Au contraire, soutenir le développement sur le long terme est une tâche complexe qui demande la construction d’une structure institutionnelle pour rendre l’économie susceptible de résister aux secousses, pour soutenir l’élan et pour renforcer la capacité à résoudre les conflits. Là, un rôle important est joué par la démocratie qui est un amortisseur et une méta-institution.

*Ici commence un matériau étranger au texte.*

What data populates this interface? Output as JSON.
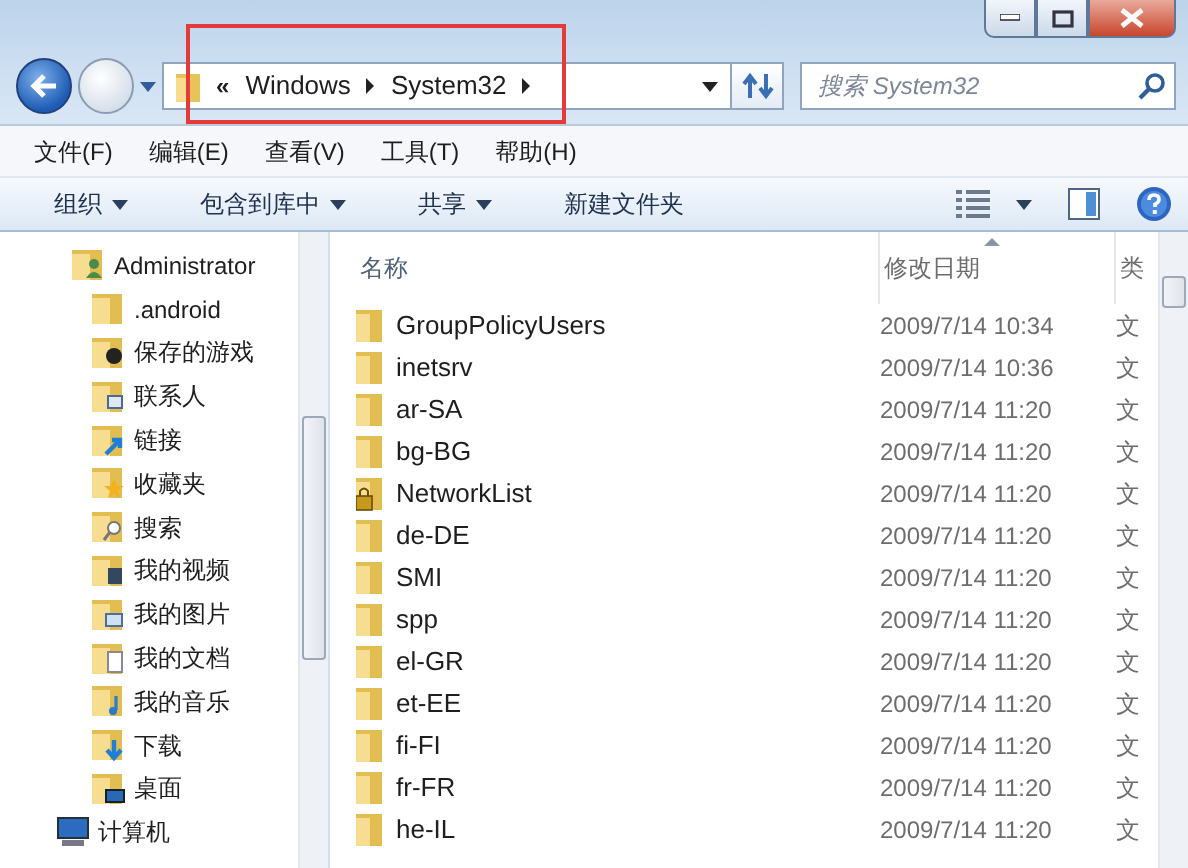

La Chine est l’exemple le plus important parmi les nombreux cas illustrés par Rodrik. En 1977, l’aile modérée duParti communiste chinois, conduite par Deng Xiaoping reprit le dessus par rapport aux extrémistes et soutint la ligne de « l’économie socialiste du libre marché », grâce à laquelle les instruments du marché étaient mis au service des objectifs socialistes. Depuis lors, la Chine a mis en place des politiques bien choisies. Elle a combiné une économie de marché avec un contrôle du capital et des mouvements d’échanges. Elle a expérimenté des formes de propriété privée, mis à part la propriété de la terre, en même temps que la propriété publique et la propriété mixte (une formule, par exemple, qui a été adoptée pour les zones d’entreprises d’exportation) ; elle a refusé la dé-réglementation des prix agricoles mais elle a permis aux agriculteurs de vendre sous un régime de libre marché pour les produits qui dépassent la production planifiée, de façon à ce que les salaires industriels puissent rester bas. Elle a atteint des résultats extraordinaires avec des taux de croissance annuels au-dessus de 10 %. Comme d’autres économies asiatiques qui sont entrées dans le marché mondial sous la pression et le contrôle de l’Etat, elle a profité d’un succès qui a, d’un autre côté, échappé à d’autres économies, principalement les sud-américaines, qui ont suivi de la façon la plus orthodoxe la norme officielle néo-libérale de l’Ecole de Chicago. L’augmentation du revenu, avec un planning familial rigoureux, qui a réduit de 7 à 2 le nombre d’enfants par femme, a accru le revenu par tête. Le taux d’ouverture du commerce international (le rapport entre la somme des importations et des exportations et le PNB était de plus de 50% ), plus de deux fois celui des Etats-Unis et de l’Union européenne. Les Chinois de la diaspora, qui contrôlent les économies de la plupart des pays de l’Asie du Sud-est, ne considèrent plus le gouvernement de leur mère patrie comme un régime qui bloque l’initiative privée, mais comme une source de prestige et de sécurité pour leur participation compétitive sur le marché mondial.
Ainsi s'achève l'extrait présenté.